Application of Digital Volume Correlation and X-ray Computed Tomography Reveal Shale Geomechanical Properties at Elevated Temperature

Experiments were conducted using 1-inch diameter vertical and horizontal core samples of Green River Formation shale. We investigated the Young's modulus and Poisson's ratio of the samples at 200 and 350 °C under triaxial stresses of roughly 1 - 16 MPa employing an unique apparatus that permits time-lapse visualization of the sample. X-ray Computed Tomography (CT) images were collected at a resolution of 195 by 195 by 625 μm while the samples were heated and stressed.
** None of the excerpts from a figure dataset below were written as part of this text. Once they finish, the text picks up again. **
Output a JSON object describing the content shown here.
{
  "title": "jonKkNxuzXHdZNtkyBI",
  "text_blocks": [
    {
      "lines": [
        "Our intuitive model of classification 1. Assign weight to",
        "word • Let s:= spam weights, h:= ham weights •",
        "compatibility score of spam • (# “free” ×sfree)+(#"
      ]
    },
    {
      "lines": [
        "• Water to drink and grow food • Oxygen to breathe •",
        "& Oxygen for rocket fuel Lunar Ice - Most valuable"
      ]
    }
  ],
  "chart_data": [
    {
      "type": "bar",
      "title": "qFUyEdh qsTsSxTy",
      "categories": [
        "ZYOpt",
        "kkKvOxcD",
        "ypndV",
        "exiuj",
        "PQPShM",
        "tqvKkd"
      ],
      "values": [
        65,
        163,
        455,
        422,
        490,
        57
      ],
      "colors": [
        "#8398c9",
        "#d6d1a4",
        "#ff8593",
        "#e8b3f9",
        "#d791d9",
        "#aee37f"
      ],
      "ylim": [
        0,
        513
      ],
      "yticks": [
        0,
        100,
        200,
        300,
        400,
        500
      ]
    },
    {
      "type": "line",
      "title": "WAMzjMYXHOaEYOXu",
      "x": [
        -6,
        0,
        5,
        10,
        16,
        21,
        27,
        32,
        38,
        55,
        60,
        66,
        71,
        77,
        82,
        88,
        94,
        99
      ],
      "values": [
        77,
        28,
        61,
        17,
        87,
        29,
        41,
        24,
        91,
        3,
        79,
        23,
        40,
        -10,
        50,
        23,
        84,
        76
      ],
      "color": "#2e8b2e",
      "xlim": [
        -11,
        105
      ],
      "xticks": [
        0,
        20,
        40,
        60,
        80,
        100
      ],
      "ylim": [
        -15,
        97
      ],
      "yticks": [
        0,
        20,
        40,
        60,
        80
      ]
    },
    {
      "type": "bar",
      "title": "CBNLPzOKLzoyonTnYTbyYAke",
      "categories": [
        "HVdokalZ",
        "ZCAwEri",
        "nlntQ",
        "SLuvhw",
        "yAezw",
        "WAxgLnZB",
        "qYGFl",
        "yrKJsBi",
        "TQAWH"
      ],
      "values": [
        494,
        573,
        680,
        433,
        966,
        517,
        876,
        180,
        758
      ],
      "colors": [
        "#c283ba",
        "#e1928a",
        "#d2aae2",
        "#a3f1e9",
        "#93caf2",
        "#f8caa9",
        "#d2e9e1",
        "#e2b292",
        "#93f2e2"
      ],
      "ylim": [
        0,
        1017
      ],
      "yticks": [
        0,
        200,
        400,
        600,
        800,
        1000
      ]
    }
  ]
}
In situ CT observations show the conversion of organic matter to mobile hydrocarbon. The FIDVC (Fast Iterative Digital Volume Correlation) method was applied during image processing to obtain and visualize the distribution of axial and radial strains from the CT images. FIDVC also reveals important details about hydrocarbon conversion under maturation conditions at 350 °C. Significantly, the strain using CT imaging and FIDVC agrees with conventional geomechanical measurements including linear variable differential transformer transducers. The strain profiles from FIDVC show the location of greater strain within the sample associated with subcore scale heterogeneity such as differences in density of layer materials. Young's modulus decreased due to rock softening and production of hydrocarbon after maturation processes at 350 ^oC, but Young's modulus did not change post-pyrolysis at a temperature of 200 ^oC. These observations agree with trends found in the literature using conventional geomechanical characterization [White et al., 2017, Burnham, 2018]. Additionally, Poisson's ratio increased post maturation and pyrolysis.